Let's start with an example. Say you have a table called "person" with columns like first name, last_name, and the city they are living in. One table does a perfectly good job of storing this information.

Now, however, let's say you want to start adding many properties of the cities to the database, like the population, the land area, the date it was established, etc. You could add these as columns to the person table, but you'll have to repeat the same values over and over again (e.g. the population of New York City will have to be added to the row for every person living in New York City). This is both wasteful from a storage space point of view and difficult to change because a large number of rows need to be changed when the population of New York is updated.

What we really want to define in this case is a table of people, a table of cities, and a many-to-one relationship between them (MANY people can live in one city, and a person can only currently live in ONE city). To do this, we define a separate table called city and give it a primary key column alongside any other columns we want to track (e.g. population, etc.). Finally, we add a "foreign key" column to the person table (usually called city_id) which references the primary key column of the city table.

In technical terms, a foreign key is a column whose values are always the primary key of another table. Each foreign key creates a "many-to-one" relation between two tables.

When should I use a database instead of spreadsheets and csv's?

  • Data Complexity

If your data has only one-to-one relationships in it, a simple spreadsheet may work. However, if your data has many-to-one or many-to-many relations in it, it becomes challenging to use spreadsheets to accomplish this.

  • Analysis Complexity

Especially when dealing with scientific data, we often want to carry out analyze or data in complex, customized ways, which is not always possible to do using simple spreadsheet operations (e.g. peak-finding).
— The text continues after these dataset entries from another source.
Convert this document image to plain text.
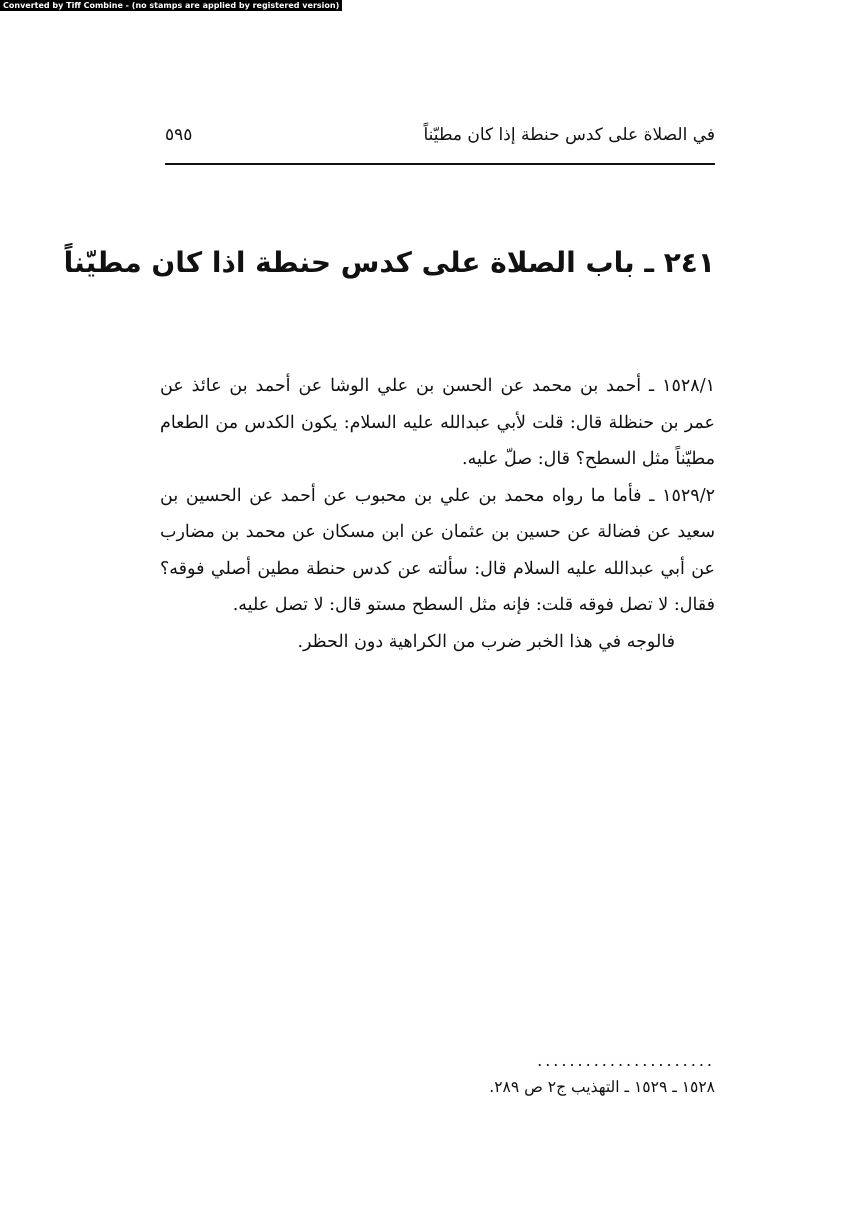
Converted by Tiff Combine - (no stamps are applied by registered version)
في الصلاة على كدس حنطة إذا كان مطيّناً
٥٩٥
٢٤١ ـ باب الصلاة على كدس حنطة اذا كان مطيّناً

١٥٢٨/١ ـ أحمد بن محمد عن الحسن بن علي الوشا عن أحمد بن عائذ عن عمر بن حنظلة قال: قلت لأبي عبدالله عليه السلام: يكون الكدس من الطعام مطيّناً مثل السطح؟ قال: صلّ عليه.

١٥٢٩/٢ ـ فأما ما رواه محمد بن علي بن محبوب عن أحمد عن الحسين بن سعيد عن فضالة عن حسين بن عثمان عن ابن مسكان عن محمد بن مضارب عن أبي عبدالله عليه السلام قال: سألته عن كدس حنطة مطين أصلي فوقه؟ فقال: لا تصل فوقه قلت: فإنه مثل السطح مستو قال: لا تصل عليه.

فالوجه في هذا الخبر ضرب من الكراهية دون الحظر.

......................
١٥٢٨ ـ ١٥٢٩ ـ التهذيب ج٢ ص ٢٨٩.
Additionally, even if the analysis is possible to carry out using a spreadsheet, spreadsheet formulas become difficult to read as soon as the complexity of the analysis goes beyond one or two calls to the built-in spreadsheet functions.

  • Data Volume

Most spreadsheets can only store 10,000 - 100,000 rows of data before running into performance issues. However, even a database running on an average-powered computer can handle hundreds of millions of rows of data without performance problems.

Signs that your use case has outgrown your spreadsheet system

  • You see a lot of repeated values in your spreadsheets.

This is a sign that your data has many-to-one relations in it that are being handled by repeating the common values that apply to many rows.

  • You have many variants of the same csv.

This is a sign that you are interested in different subsets of your data at different times. Rather than saving new CSVs, you could query a single database for the exact subset of the data you need at any given time.

  • Your spreadsheet formulas are hard to understand at a glance.

This is a sign that the complexity of your data analysis has outgrown what spreadsheets were meant to support.